Durante el peor de los tiempos de su tierra, el hermano del Alto se refugió en un estadio. No fue una elección provocada por una pasión buena o loca, sino la imposición de una realidad feroz. En una calle, lo hubieran detectado; en una confitería, lo hubieran atrapado; en su casa, lo hubieran matado. En el estadio, azar o misterio, jamás lo encontraron.

Se los reveló así, sin disimular nada, el mismísimo Alto a los muchachos del Bar de los Sábados, un lugar hecho para que el fútbol se transforme en conversación, justo en un sábado de invierno naciente que no presagiaba ningún impacto. “En aquellos años —explicó el Alto— para mi hermano la naturaleza adquirió otra forma: un día no era el tiempo en el que el sol viajaba de este a oeste, sino de una tribuna a la otra; una semana no era una sucesión de días y sí el período que iba desde que la gente vaciaba las populares hasta que volvía a llenarlas. Y un gol no sólo funcionaba como un testimonio de alegría, sino como una demostración de que todavía la vida no había quedado muda”.

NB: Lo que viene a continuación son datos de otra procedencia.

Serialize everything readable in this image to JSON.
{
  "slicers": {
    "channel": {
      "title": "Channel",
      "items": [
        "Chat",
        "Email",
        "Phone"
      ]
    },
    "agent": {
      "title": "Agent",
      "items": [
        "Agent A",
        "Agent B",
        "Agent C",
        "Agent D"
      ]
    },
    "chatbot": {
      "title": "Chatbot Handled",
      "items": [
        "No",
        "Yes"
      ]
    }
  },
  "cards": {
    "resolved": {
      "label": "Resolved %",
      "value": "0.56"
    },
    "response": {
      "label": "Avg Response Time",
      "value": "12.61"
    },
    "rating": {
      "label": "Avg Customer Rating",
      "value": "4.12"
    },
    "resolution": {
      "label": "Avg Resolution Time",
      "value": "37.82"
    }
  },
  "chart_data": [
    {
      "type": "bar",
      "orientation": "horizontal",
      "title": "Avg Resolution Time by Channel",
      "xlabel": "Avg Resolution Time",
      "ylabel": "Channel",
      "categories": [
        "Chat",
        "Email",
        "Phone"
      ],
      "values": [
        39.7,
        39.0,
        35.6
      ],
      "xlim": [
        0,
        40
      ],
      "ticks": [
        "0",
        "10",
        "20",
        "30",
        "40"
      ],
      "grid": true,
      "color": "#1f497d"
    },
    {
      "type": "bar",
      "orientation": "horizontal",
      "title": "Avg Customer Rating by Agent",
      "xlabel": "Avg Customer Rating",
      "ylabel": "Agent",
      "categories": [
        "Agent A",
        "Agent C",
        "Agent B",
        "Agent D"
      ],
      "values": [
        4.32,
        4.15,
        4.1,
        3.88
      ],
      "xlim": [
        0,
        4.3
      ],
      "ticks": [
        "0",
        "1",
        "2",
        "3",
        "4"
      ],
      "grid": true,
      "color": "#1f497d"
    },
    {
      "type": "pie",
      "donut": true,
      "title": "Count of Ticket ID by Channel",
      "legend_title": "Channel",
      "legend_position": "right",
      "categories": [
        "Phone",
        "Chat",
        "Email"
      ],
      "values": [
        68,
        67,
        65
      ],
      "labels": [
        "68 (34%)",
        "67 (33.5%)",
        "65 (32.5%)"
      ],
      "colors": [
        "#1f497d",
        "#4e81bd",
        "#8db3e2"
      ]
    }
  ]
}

“Mi padre, mi madre y yo sólo lo veíamos cada tanto en algún partido”, repasó el Alto, hundido en uno de los cafés potentes del Bar de los Sábados. Así era: un encuentro corto y a escondidas, una trampa noble en medio de una edad de trampas brutas, un respiro entre los ahogos. Cuando el resto de la hinchada se abrazaba para festejar lo que fuese, el hermano del Alto se prendía a sus afectos y susurraba en los oídos un diagnóstico del presente, una pregunta sobre los viejos amigos o, más seguido, un “te quiero”.

Con la boca en otro café y la memoria en la garganta, el Alto contó que su hermano transcurrió esa época desplegando rutinas llenas de significado. En las noches destempladas, dormía envuelto en la bandera del club para certificar que hay pertenencias que jamás se rompen. En las tardes en las que se sentía calmo, se paraba frente a las fotos de los grandes jugadores y los invitaba a repasar viejos momentos de gloria porque, en las horas duras, pocas cosas ayudan tanto como saberse parte de una historia. Y en las madrugadas angustiantes, pisaba con cuidado el césped y daba una vuelta olímpica solitaria porque necesitaba expresar que, a pesar de cada pesar, no estaba vencido para siempre.

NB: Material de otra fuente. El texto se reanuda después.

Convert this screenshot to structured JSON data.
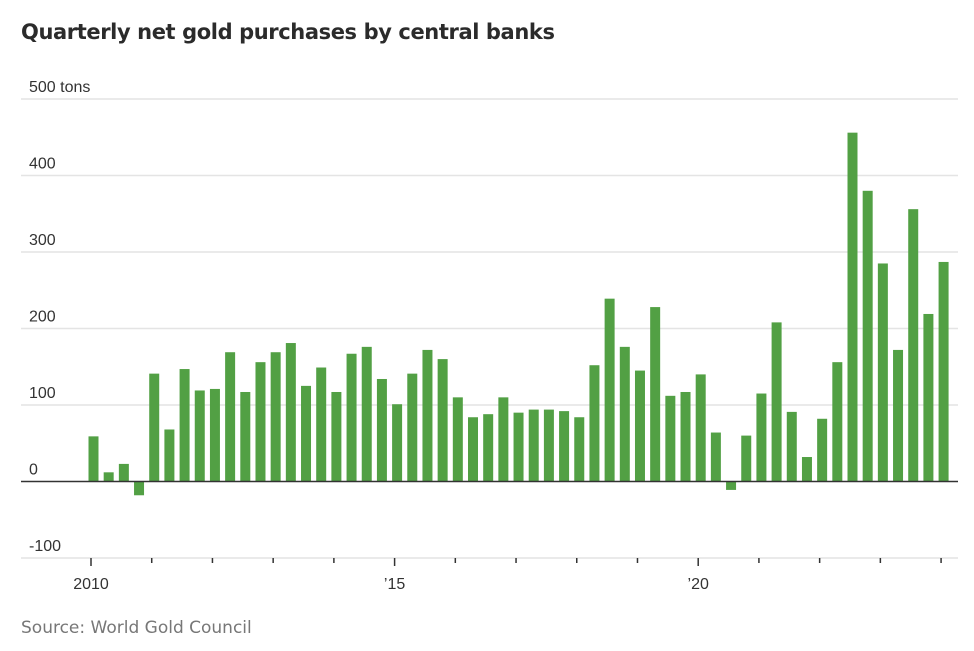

Todo duró, evocó el Alto con la anteúltima gota de café saludándole el mentón, hasta el minuto último de ese tiempo peor. En el instante en que los espantos pasaron y se inauguró una era distinta, le hizo tres caricias a cada uno de los postes de los arcos, le dio las gracias por la larga compañía a los banderines de los córners, se animó a una vuelta olímpica más, esta vez de real victoria, y dejó el estadio, caminando rumbo al mundo, de nuevo en libertad.

Con el Bar de los Sábados verificando que el invierno, además de naciente, era enérgicamente frío, el Alto cerró su relato: “Ahora, cada tanto, igual que miles y miles, volvemos al estadio. Y mi hermano es uno más: salta y canta, se enoja y se conmueve, sonríe. Sólo cuando me abraza, me acuerdo de que ese estadio alguna vez fue su hogar”. Alguien le preguntó por qué. El Alto, entonces, hizo nadar los labios en otro trago de café y dijo que en cada abrazo su hermano le sigue susurrando un “te quiero”.